Havanese Puppies Available from Havanese Breeder Serving Washington and Oregon, USA and Vancouver, and Langley, BC
Socialization of Your Havanese
A well bred and well socialized Havanese has a beautiful temperament - not fearful, very approachable and love everyone and everything. They are said to be one of the best dogs for multi animal households.
To have the correct temperament of the breed the Havanese does has to be socialized, just like any animal needs to be. This requires an effort on both the breeder and the owners part. The breeder must introduce early socialization to the puppy. Starting right from birth the puppies need to be handled by humans and experience small stresses combined with safe security. We follow the the practice of introducing small amounts of stress to our puppies so that they build coping skills and confidence. We introduce them to noise, pots, pans, music, children, banging, door bells, traffic. We introduce them to being in the submissive position by holding them on their backs for very brief periods of time as babies, we handle them. We introduce them to traffic noise, we walk them and we drive them in the car. We also make sure the puppies are comfortable away from mom for periods of time, and crate train our puppies before they go to their new homes.

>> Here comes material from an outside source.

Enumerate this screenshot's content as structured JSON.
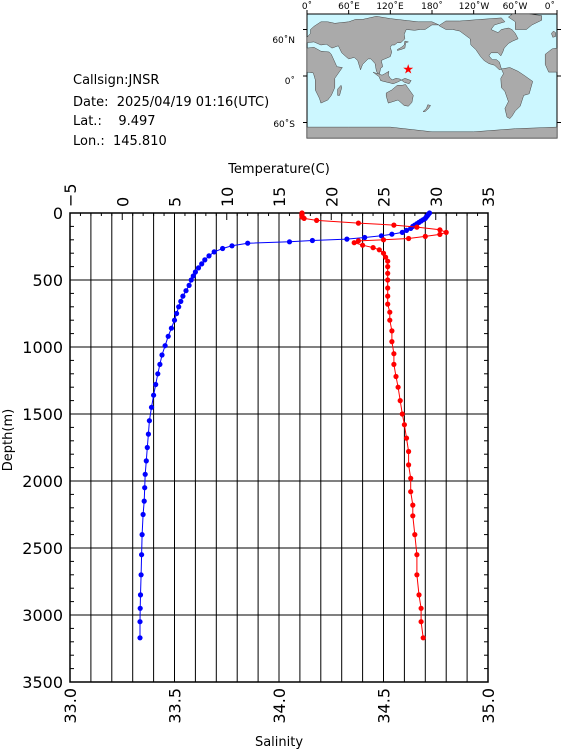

Puppies have a fear stage around 8 weeks and this is the time where I really want to build confidence in the puppy and trust. For this reason I don't release puppies until 9 or 10 weeks.

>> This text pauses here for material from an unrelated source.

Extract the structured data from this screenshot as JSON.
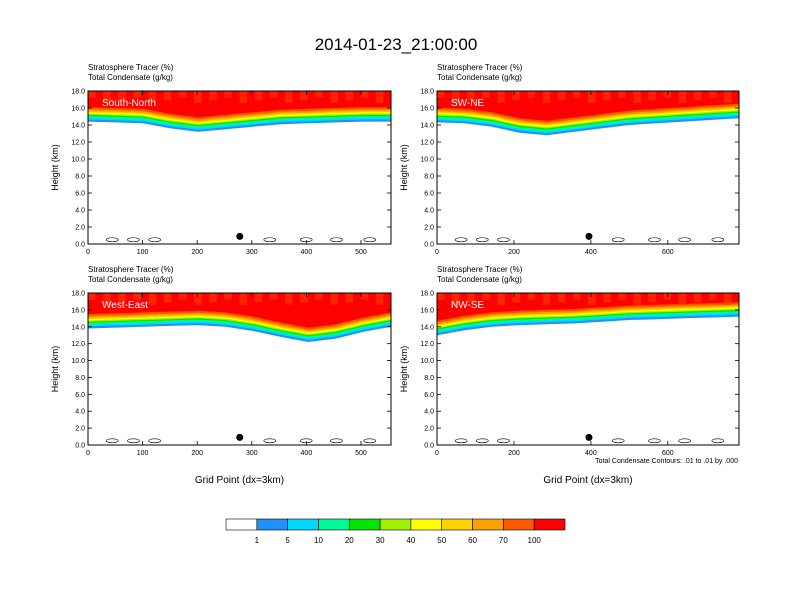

At about 12 weeks the second critical stage of socialization kicks in and this is where the owner must socialize their puppy. You also have to be careful as your puppy will have only had it's second shot. Your puppy can be introduced to other 'safe' dogs. That means dogs that have all their shots, puppy classes from a clean reputable dog trainer is by far the best and easiest way to socialize you puppy in this critical 12 week stage. Definitely introduce your puppy to children and make sure you supervise this introduction so it productive and positive for both the children and the puppy.

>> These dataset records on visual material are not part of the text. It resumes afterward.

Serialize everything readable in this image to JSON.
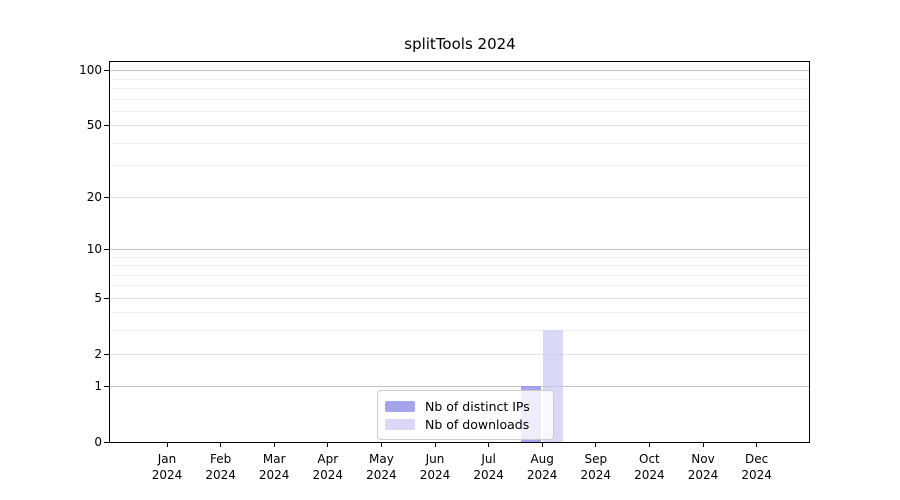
{
  "chart_data": {
    "type": "bar",
    "title": "splitTools 2024",
    "categories": [
      "Jan 2024",
      "Feb 2024",
      "Mar 2024",
      "Apr 2024",
      "May 2024",
      "Jun 2024",
      "Jul 2024",
      "Aug 2024",
      "Sep 2024",
      "Oct 2024",
      "Nov 2024",
      "Dec 2024"
    ],
    "series": [
      {
        "name": "Nb of distinct IPs",
        "color": "rgba(148,148,232,0.85)",
        "swatch_color": "#a4a4eb",
        "values": [
          0,
          0,
          0,
          0,
          0,
          0,
          0,
          1,
          0,
          0,
          0,
          0
        ]
      },
      {
        "name": "Nb of downloads",
        "color": "rgba(197,197,243,0.65)",
        "swatch_color": "#d9d9f7",
        "values": [
          0,
          0,
          0,
          0,
          0,
          0,
          0,
          3,
          0,
          0,
          0,
          0
        ]
      }
    ],
    "xlabel": "",
    "ylabel": "",
    "y_scale": "log10(1+x)",
    "ylim": [
      0,
      111
    ],
    "y_ticks": [
      0,
      1,
      2,
      5,
      10,
      20,
      50,
      100
    ],
    "y_ticks_minor": [
      3,
      4,
      6,
      7,
      8,
      9,
      30,
      40,
      60,
      70,
      80,
      90
    ],
    "y_ticks_emphasized": [
      1,
      10,
      100
    ],
    "grid": "horizontal",
    "legend_position": "bottom-center",
    "colors": {
      "grid_emphasized": "#c3c3c3",
      "grid_labeled": "#e3e3e3",
      "grid_minor": "#f1f1f1",
      "axis": "#000000",
      "background": "#ffffff"
    }
  }
}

Your goal is to have a Havanese that is not afraid of people or animals - you must do the socialation, training and confidence building to ensure this happens. Not all puppies are born equal, there is a pecking order - alpha dogs will generally be very social, submissive dogs may need more exposure and encouragement. If you need to invite people over and give them pockets full of doggie treats to get your puppy to approach them with a wagging tale then do it and do it early. I can't recommend puppy training enough. After 20+ years in dogs I'm pretty sure I can train my own dogs, I still take my puppies to puppy class, it's not for obedience it's for bonding and socialization. Please don't skip this important step it could make a difference in you having the Havanese you always wanted, or having to work really hard to correct some issues due to lack of 12 week socialization.
A common mistake first time puppy owners often make is distinguishing between normal alpha dog puppy dog behavior and aggressive behavior. Don't assume your alpha dog is aggressive he may just be an extremely social puppy and if he is super confident and alpha he will be stubborn, and assertive in his play. Not bad, not aggressive just overly confident, short puppy attention span and stubborn. You need to teach him what is acceptable to you, but you do not need to punish him or treat him for aggressive behavior, Consistent training is the key, and NO attention for behaviour you want to discourage. Be Really Really consistent - the smart alpha puppy will figure it out if you slip up once, if it is OK to hand bite sometimes, or to chew up that slipper you didn't really care about he will figure it's worth a shot to just keep trying the next time to. Children need help sometimes with the alpha puppy they are lower in the pack and the puppy will not listen to them and will bully them. Work with your children to send the right messages in the right way. You want to build that important bond, so you don't want them frustrated with the puppy, but they need to establish some control. They need to use a deeper 'training' voice when training their puppy and they need to learn to only say commands once. Work with your trainer and your children with your puppy.